Fumikazu Masuda, profesor bidang desain industri dan proyek lestari, sekaligus Direktur Spedagi Japan inc. menyampaikan, tertarik membawa ide Spedagi ke negaranya karena dalam beberapa hal persoalan Indonesia juga dialami Jepang.

“Gagasan merevitalisasi rural area bisa menarik untuk kami juga. Kami coba mengikuti ide Singgih dan mencoba apa yang bisa kami lakukan di Jepang,” katanya kepada Mongabay.

 

Dari kiri ke kanan Daichi Iwase (Direktur Spedagi Tokyo), Lavinia Elysia (manajer hubungan internasional Spedagi Japan), Fumikazu Masuda (Direktur Spedagi Japan). Foto: Nuswantoro/ Mongabay Indonesia

 

Di Indonesia, kota tampak lebih menarik dari desa. Kondisi ini, katanya, juga dialami negara-negara lain termasuk Jepang. Meski ada negara-negara, dengan rural area lebih menarik dibanding kota. Contoh di Eropa, rural area bisa lebih makmur dibanding kota. Orang lebih tertarik tinggal di desa karena bisa menikmati alam. Mereka yang tinggal di kota juga suka menghabiskan waktu ke sana. Di banyak kota lebih padat penduduk, dan desa kehilangan warga.

“Di Jepang, konteks berbeda karena tak hanya rural area yang ditinggalkan, namun angka populasi negara makin mengecil. Tidak ada lagi orang tinggal di rural area, atau di desa.”

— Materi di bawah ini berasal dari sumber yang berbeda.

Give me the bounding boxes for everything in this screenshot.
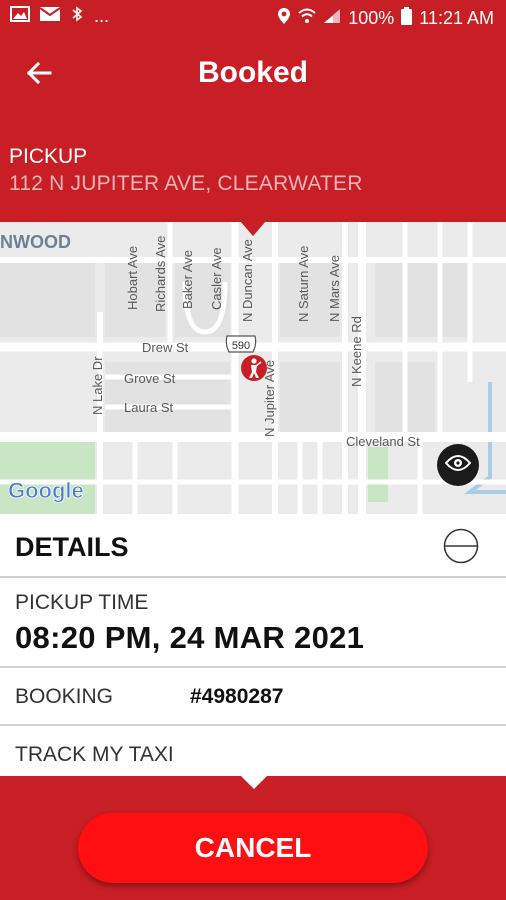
- details-panel: DETAILS PICKUP TIME 08:20 PM, 24 MAR 202…: [0, 514, 506, 776]
- map-label-drew: Drew St: [142, 340, 189, 355]
- pickup-time-label: PICKUP TIME: [15, 591, 149, 614]
- booking-row: BOOKING #4980287: [0, 670, 506, 726]
- map-label-neighborhood: NWOOD: [0, 232, 71, 252]
- page-title: Booked: [197, 56, 308, 89]
- map-canvas: NWOOD Hobart Ave Richards Ave Baker Ave …: [0, 222, 506, 514]
- wifi-icon: [298, 8, 316, 29]
- status-left: ...: [10, 6, 109, 27]
- pickup-address: 112 N JUPITER AVE, CLEARWATER: [9, 172, 363, 195]
- map-label-saturn: N Saturn Ave: [296, 246, 311, 322]
- battery-percent: 100%: [348, 8, 395, 28]
- map-label-grove: Grove St: [124, 371, 176, 386]
- mail-icon: [39, 6, 61, 27]
- pickup-label: PICKUP: [9, 145, 88, 168]
- eye-icon: [444, 454, 472, 477]
- svg-text:590: 590: [232, 340, 250, 352]
- clock: 11:21 AM: [419, 8, 494, 28]
- map-label-keene: N Keene Rd: [349, 316, 364, 387]
- notification-more: ...: [94, 6, 110, 26]
- map-pointer: [240, 221, 266, 236]
- booking-number: #4980287: [190, 685, 284, 708]
- google-logo: Google: [8, 478, 84, 503]
- cancel-button[interactable]: CANCEL: [78, 813, 428, 883]
- collapse-button[interactable]: [443, 528, 479, 564]
- app-bar: Booked: [0, 36, 506, 114]
- bluetooth-icon: [70, 6, 84, 27]
- details-title: DETAILS: [15, 532, 129, 562]
- map-label-cleveland: Cleveland St: [346, 434, 420, 449]
- map-label-hobart: Hobart Ave: [125, 246, 140, 310]
- pickup-section: PICKUP 112 N JUPITER AVE, CLEARWATER: [0, 114, 506, 222]
- location-icon: [277, 7, 291, 30]
- map-label-richards: Richards Ave: [153, 236, 168, 312]
- map-label-casler: Casler Ave: [209, 247, 224, 310]
- pickup-time-row: PICKUP TIME 08:20 PM, 24 MAR 2021: [0, 580, 506, 668]
- battery-icon: [401, 7, 413, 30]
- booking-label: BOOKING: [15, 685, 114, 708]
- status-right: 100% 11:21 AM: [277, 7, 494, 30]
- map-label-laura: Laura St: [124, 400, 174, 415]
- minus-circle-icon: [443, 528, 479, 568]
- pickup-pin-icon: [241, 355, 267, 381]
- map-label-duncan: N Duncan Ave: [240, 239, 255, 322]
- pickup-time-value: 08:20 PM, 24 MAR 2021: [15, 620, 365, 655]
- footer-pointer: [241, 776, 267, 789]
- status-bar: ... 100% 11:21 AM: [0, 0, 506, 36]
- map[interactable]: NWOOD Hobart Ave Richards Ave Baker Ave …: [0, 222, 506, 514]
- track-my-taxi-row[interactable]: TRACK MY TAXI: [0, 728, 506, 776]
- signal-icon: [323, 8, 341, 29]
- track-my-taxi-label: TRACK MY TAXI: [15, 743, 174, 766]
- details-header: DETAILS: [0, 514, 506, 578]
- image-icon: [10, 6, 30, 27]
- map-label-lake: N Lake Dr: [90, 356, 105, 415]
- map-label-mars: N Mars Ave: [327, 255, 342, 322]
- map-label-baker: Baker Ave: [180, 250, 195, 309]
- eye-button[interactable]: [437, 444, 479, 486]
- route-shield: 590: [225, 335, 257, 353]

“Bagi kami, terutama untuk generasi muda, jika mereka bisa memilih tinggal di kota atau desa, mereka banyak yang ingin tinggal di desa andai ada pekerjaan. Jadi, kami ingin bisa menciptakan pekerjaan bagi kaum muda dan memberi pekerjaan di desa.”

Ketika ditanya mengapa Jepang ingin belajar dari Indonesia, Fumi punya jawaban menarik. Indonesia, katanya, segala sesuatu masih lebih mudah.

“Eropa dan Jepang, konstruksi dan sistem sosial sudah rumit, tak sefleksibel Indonesia. Di sini atau beberapa negara lain di kawasan ini lebih dinamis, lebih fleksibel. Lihat, banyak orang datang ke mari (Pasar Papringan). Kalau ini di Jepang akan banyak orang datang.”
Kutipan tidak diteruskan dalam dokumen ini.